Inquiétudes du cardinal Müller sur la situation actuelle de l’Église catholique

L’ancien préfet de la Congrégation pour la doctrine de la foi a été interrogé par Il Corriere della Sera dimanche 26 novembre. Dans cet entretien rapporté par La Croix, il demande que les “justes réclamations” des  catholiques réticents à l’égard des orientations de l’actuel pontificat soient écoutées.

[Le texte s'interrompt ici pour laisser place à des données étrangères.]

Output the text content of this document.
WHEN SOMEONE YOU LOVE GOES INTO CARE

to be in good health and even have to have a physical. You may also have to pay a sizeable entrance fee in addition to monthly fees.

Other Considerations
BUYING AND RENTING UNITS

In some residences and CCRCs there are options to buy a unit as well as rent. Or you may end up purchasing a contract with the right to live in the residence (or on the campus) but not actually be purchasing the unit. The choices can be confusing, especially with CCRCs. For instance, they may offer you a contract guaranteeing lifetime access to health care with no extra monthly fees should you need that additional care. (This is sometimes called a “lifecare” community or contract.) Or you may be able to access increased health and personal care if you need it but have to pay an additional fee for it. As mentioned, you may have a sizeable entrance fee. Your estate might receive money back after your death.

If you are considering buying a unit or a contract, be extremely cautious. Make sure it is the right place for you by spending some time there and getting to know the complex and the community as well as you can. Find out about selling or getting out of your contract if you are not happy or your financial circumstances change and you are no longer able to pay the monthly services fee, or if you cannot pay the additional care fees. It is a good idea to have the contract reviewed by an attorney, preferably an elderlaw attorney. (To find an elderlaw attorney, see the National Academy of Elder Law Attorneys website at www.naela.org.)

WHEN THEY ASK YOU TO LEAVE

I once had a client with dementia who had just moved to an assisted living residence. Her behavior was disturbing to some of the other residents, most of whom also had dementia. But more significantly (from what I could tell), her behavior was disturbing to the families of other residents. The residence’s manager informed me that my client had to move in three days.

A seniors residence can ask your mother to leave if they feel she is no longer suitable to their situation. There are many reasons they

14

Quelques phrases de cet entretien sont significatives. Le cardinal Müller dit ainsi redouter “un schisme”. Le cardinal est, en effet, assez inquiet sur la situation actuelle. “Il existe un front de groupes traditionalistes, ainsi que des progressistes, qui voudrait me voir à la tête d’un mouvement contre le pape, mais je ne le ferai jamais”. Le cardinal croit pourtant en “l’unité de l’Église”, mais demande aux autorités ecclésiales d’“écouter ceux qui ont des questions sérieuses et de justes réclamations : il ne faut pas les ignorer ou, pire, les humilier”. L’avertissement est donc lancé :

Sinon, sans le vouloir, le risque d’une lente séparation peut augmenter, qui pourrait déboucher sur un schisme d’une partie du monde catholique, désorienté et déçu. L’histoire du schisme protestant de Martin Luther d’il y a 500 ans devrait surtout nous montrer les erreurs à éviter.

Remplacé à la tête de la Congrégation pour la doctrine de la foi, le cardinal apporte quelques éclairages. Ainsi, François lui aurait dit : “Certains m’ont dit de façon anonyme que vous étiez mon ennemi”. Les termes sont vifs :

Après quarante au service de l’Église, déplore-t-il, je me suis laissé dire cette absurdité, préparée par des cancaniers qui au lieu d’instiller de l’inquiétude chez le pape feraient mieux d’aller voir un psychiatre.

Pour le cardinal, les “vrais amis (du pape) ne sont pas ceux qui l’adulent”, mais “ceux qui l’aident avec la vérité et une compétence théologique et humaine”. Il met en cause les délateurs qui ont ainsi joué un rôle dans son départ de la Congrégation pour la doctrine de la foi. Il existe d’importantes “tensions” dans l’Église actuelle.

Il faut écouter ceux qui ont des réticences : cela vise les auteurs des dubia, mais également les signataires de la Correctio filialis :

Je crois que les cardinaux qui ont exprimé leurs doutes sur Amoris Laetitia, ou les 62 signataires d’une lettre de critiques, dont certaines excessives, contre le pape, doivent être écoutés, et non pas balayés d’un revers de main comme’pharisiens’ou comme des râleurs

Bref, il faut donc un “dialogue franc et clair”.

Dans l’entourage du pape, on “s’inquiète surtout d’espionner de prétendus adversaires, empêchant de la sorte une discussion ouverte et équilibrée”, estime le cardinal Müller, qui a pourtant défendu l’Exhortation apostolique du pape François sur la famille.

Classer tous les catholiques selon les catégories ’amis’ ou ’ennemis’ du pape est le plus grand mal qu’ils causent à l’Église. Et on est perplexe lorsqu’on voit qu’un journaliste bien connu, athée, se vante d’être un ami du pape, tandis qu’un évêque catholique, cardinal comme moi, est diffamé comme opposant du pape. Je ne crois pas que ces personnes puissent me donner des leçons de théologie sur le primat du souverain pontife

Pour le cardinal, l’Église est donc plus “faible” aux yeux du cardinal (on est pas loin de la reconnaissance d’une “crise” dans l’Église). “Les prêtres sont de plus en plus rares et nous apportons des réponses plus organisationnelles, politiques et diplomatiques que théologiques et spirituelles”. Le cardinal refuse l’assimilation à un corps politique :

L’Église n’est pas un parti politique, avec ses luttes de pouvoir. Nous devons discuter des questions existentielles, sur la vie et la mort, sur la famille et les vocations religieuses, et pas sur la politique ecclésiastique en permanence. Le pape François est populaire, et c’est une bonne chose. Mais les personnes ne prennent plus part aux sacrements. Et sa popularité parmi les catholiques qui le citent avec enthousiasme ne change malheureusement pas leurs fausses convictions.

Autre aspect : l’expression “hôpital de campagne” n’est plus tout à fait adaptée pour le cardinal Müller qui lui préfère celle de “Sillicon Valley”.

Nous devrions être les Steve Jobs de la foi et transmettre une vision forte en termes de valeurs morales et culturelles

Des critiques, mais surtout une espérance pour l’Église actuelle.